D1. Calculate the confidence intervals for your model from B1.

Hint.

You can get R to calculate them for you using confint()

D2. Describe the output from lm(), include the confidence intervals here too and think about what they are the confidence intervals for. Describe the pattern the numbers show. You don't need to interpret in a biological sense here, just explain what the numbers mean.

Remember: confidence intervals represent the uncertainty around our estimate.

D3. Do you think that the current output is the most helpful way to show the results of the lm()?

D4. Why is it important to quantify uncertainty in our parameter estimates?

Part E: Interpret

The final step of any analysis is to interpret the results in context. In this case, you want to interpret what the results tell you about the question you wrote in A2/3.

E1. Interpret the output from the lm() in B1.

Now we want to add the biological meaning, not just the patterns of the numbers.

E2. How do these results help you answer your question from A2/3? (include the confidence intervals here too, can look at R squared as well).

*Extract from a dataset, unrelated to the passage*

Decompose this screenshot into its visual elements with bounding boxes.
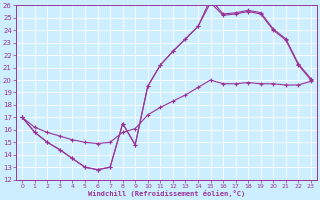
X-axis label: Windchill (Refroidissement éolien,°C): Windchill (Refroidissement éolien,°C) xyxy=(88,190,245,197)
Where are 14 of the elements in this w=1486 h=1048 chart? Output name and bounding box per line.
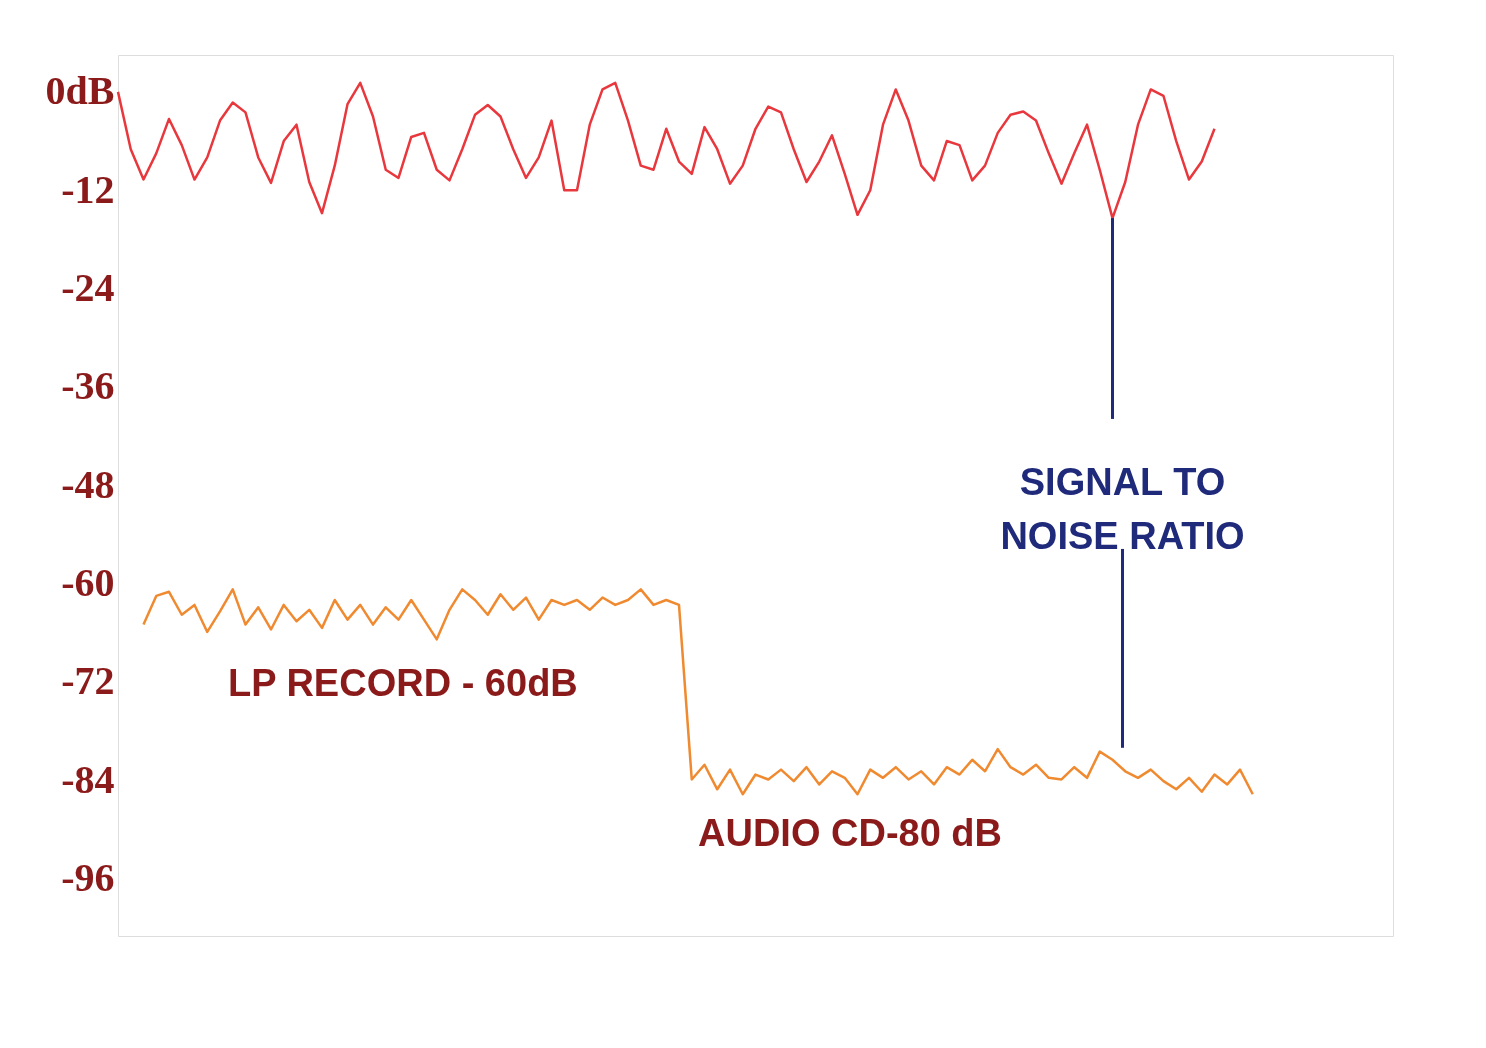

Be specific here about relating back to the question. You might have mentioned some of this in E1 but now just relate it to the question from A2/3.

Part F: Reflection

While we can get results here and draw conclusions. This data is quite old (more than 60 years old), and the data collection was not perfect. Also our aims might have changed. With invertebrate declines being more common, we might not want an insecticide that kills everything.

F1. If you were to re-design this experiment now in 2020 in Norway what would you do? Write a brief experimental design for this study.

You should include:

What you want to find out (biological question).
What treatments you would use. (Can add new ones you think were missed in 1942).
Highlight one problem with the 1942 data and say how you would fix it.
Which assumptions of a linear model do you need to consider in the experimental design phase? Say how you will do this.
Maximum of 300 words, this should be short!

Part G: Feedback

G1. How do you think this exercise went? What do you think your group did well, what are you less sure about? (2 examples of each)

G2. What do you think you improved from last week?

G3. Are there any concepts you are very unsure of?

G4. What would you like feedback on this week?